The project has many practical impacts as follows:
Experimental mathematics will be enhanced. In experimental mathematics, symbolic computation provides for testing of conjectures. And, perhaps more importantly, data from symbolic computations can guide the formulation of conjectures that are then candidates for formal proof. By permitting larger exact linear algebra computations, this project will increase the usefulness of such computation in mathematics.
The broadest, and perhaps most significant, outcome of this project is an ability to solve many problems which currently have no solution method at all. This project will make it possible to efficiently solve linear systems where numerical methods fail due to ill-condition of the problem instance, yet the exact result could it be obtained is valid and meaningful despite the approximate nature of the data.

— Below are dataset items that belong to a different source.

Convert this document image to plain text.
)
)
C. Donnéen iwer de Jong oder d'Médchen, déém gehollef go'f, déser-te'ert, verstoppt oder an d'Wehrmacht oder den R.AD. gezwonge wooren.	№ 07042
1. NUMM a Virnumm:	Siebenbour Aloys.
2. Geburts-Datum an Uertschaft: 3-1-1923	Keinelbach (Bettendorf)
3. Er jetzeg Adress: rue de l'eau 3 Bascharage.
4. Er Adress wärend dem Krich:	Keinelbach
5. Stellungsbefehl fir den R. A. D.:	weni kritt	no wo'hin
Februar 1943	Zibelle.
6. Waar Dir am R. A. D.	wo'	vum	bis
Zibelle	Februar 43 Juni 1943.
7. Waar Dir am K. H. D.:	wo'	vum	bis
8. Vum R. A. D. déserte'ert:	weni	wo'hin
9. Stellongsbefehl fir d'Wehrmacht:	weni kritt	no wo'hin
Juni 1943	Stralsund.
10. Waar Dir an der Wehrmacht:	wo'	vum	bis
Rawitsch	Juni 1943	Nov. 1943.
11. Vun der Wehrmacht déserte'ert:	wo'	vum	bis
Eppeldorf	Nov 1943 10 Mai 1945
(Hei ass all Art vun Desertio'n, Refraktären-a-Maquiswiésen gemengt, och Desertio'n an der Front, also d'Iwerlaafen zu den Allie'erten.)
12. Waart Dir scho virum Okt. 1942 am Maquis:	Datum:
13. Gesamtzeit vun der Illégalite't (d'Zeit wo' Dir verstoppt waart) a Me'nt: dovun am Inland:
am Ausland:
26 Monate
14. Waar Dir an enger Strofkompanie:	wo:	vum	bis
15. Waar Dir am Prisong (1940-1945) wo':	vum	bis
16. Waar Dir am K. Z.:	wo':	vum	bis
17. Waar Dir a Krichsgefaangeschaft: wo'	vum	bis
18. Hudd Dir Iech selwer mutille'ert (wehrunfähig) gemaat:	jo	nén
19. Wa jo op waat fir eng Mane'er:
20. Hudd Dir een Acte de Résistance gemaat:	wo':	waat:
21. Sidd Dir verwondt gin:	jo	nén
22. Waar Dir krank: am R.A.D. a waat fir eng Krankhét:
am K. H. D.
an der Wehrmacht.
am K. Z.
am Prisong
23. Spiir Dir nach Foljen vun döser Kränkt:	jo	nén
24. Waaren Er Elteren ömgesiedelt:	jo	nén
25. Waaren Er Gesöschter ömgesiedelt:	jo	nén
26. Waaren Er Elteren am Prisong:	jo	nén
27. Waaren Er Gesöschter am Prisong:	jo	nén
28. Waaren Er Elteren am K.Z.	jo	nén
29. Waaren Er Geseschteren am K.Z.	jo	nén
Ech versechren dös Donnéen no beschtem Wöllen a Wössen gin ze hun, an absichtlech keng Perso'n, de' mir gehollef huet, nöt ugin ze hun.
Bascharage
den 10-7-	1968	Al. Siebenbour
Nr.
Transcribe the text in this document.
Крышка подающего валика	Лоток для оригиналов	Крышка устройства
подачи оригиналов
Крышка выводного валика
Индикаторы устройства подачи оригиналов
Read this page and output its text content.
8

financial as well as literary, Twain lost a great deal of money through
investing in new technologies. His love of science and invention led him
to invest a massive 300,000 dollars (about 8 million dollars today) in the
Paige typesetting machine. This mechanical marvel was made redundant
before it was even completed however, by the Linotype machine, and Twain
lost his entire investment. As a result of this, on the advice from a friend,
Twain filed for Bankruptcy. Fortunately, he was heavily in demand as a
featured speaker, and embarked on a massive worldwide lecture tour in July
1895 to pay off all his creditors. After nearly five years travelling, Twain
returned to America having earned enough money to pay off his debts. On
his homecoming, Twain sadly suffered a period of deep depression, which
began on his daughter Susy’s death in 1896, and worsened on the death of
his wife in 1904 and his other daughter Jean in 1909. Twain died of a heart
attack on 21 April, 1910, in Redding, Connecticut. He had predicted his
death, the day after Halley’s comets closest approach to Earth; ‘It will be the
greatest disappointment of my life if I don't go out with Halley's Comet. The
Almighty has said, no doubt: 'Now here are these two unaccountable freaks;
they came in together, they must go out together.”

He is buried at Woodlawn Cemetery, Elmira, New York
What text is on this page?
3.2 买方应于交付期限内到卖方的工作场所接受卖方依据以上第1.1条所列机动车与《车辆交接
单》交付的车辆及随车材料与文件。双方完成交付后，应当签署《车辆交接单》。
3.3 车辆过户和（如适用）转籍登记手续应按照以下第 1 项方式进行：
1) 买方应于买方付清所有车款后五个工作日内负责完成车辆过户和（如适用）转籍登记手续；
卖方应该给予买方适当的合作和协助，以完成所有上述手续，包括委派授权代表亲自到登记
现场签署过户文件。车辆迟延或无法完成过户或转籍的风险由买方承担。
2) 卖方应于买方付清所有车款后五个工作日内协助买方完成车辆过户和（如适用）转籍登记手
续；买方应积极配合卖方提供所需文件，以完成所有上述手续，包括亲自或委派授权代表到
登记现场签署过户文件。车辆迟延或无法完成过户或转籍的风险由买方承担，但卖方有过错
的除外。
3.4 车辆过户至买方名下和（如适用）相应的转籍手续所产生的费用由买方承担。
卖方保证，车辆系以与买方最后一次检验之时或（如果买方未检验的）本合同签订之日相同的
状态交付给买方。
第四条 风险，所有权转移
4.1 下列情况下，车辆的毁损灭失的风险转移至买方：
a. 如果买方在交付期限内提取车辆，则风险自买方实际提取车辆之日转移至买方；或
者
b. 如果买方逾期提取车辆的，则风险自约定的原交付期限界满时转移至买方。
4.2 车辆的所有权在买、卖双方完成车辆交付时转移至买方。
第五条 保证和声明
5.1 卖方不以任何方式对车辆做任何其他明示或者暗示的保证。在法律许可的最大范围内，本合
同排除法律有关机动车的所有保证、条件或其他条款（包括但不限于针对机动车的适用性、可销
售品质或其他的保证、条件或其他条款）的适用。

The Matrix Berlekamp/Massey algorithm as described by the PI in his thesis and journal publication has been integrated into the LinBox library. The implementation has been tested for accuracy in computation and is available to be used in methods based on the block Wiedemann algorithm. One such method, a non-singular Block Wiedemann solver has been written and is currently being tested for performance and robustness. Application to matrix rank computation is in progress. Preliminary results are encouraging but need to be tested and improved. After the successful testing of the non-singular solver, we can then turn attention on various related linear algebra computations and speed improvements to the algorithms. The first such computation is rank. By using the Matrix Berlekamp/Massey algorithm to compute a matrix generator with random bilinear projections, one can with high probability compute the rank of a matrix. After the generator computation, one needs to compute the degree and trailing degree of the determinant of the generator. As a result of the PI's prior work the degree is known, however the trailing degree is not. Options for computation of the trailing degree include a new method based on LU decomposition or a standard interpolation method. In addition to rank, computations such as smith normal form, determinant, singular solving and characteristic/minimum polynomial are possible using block Wiedemann methods. The Matrix Berlekamp/Massey implementation and non-singular block Wiedemann solver can be improved by tuning. Currently we do not take full advantage of all the fast arithmetics that are available and possible. One of the main triumphs of the Matrix Berlekamp/Massey algorithm is the encoding of matrix algebra into polynomial algebra. It should be possible and advantageous to apply known methods of fast matrix arithmetic and fast polynomial arithmetic to enhance the algorithms. Over specific fields and blocking dimensions, the field and vector arithmetic can be tuned specifically for the algorithm. Finally, by imposing some restrictions, it should be possible to benefit from sub-quadratic methods based on the half-gcd algorithm.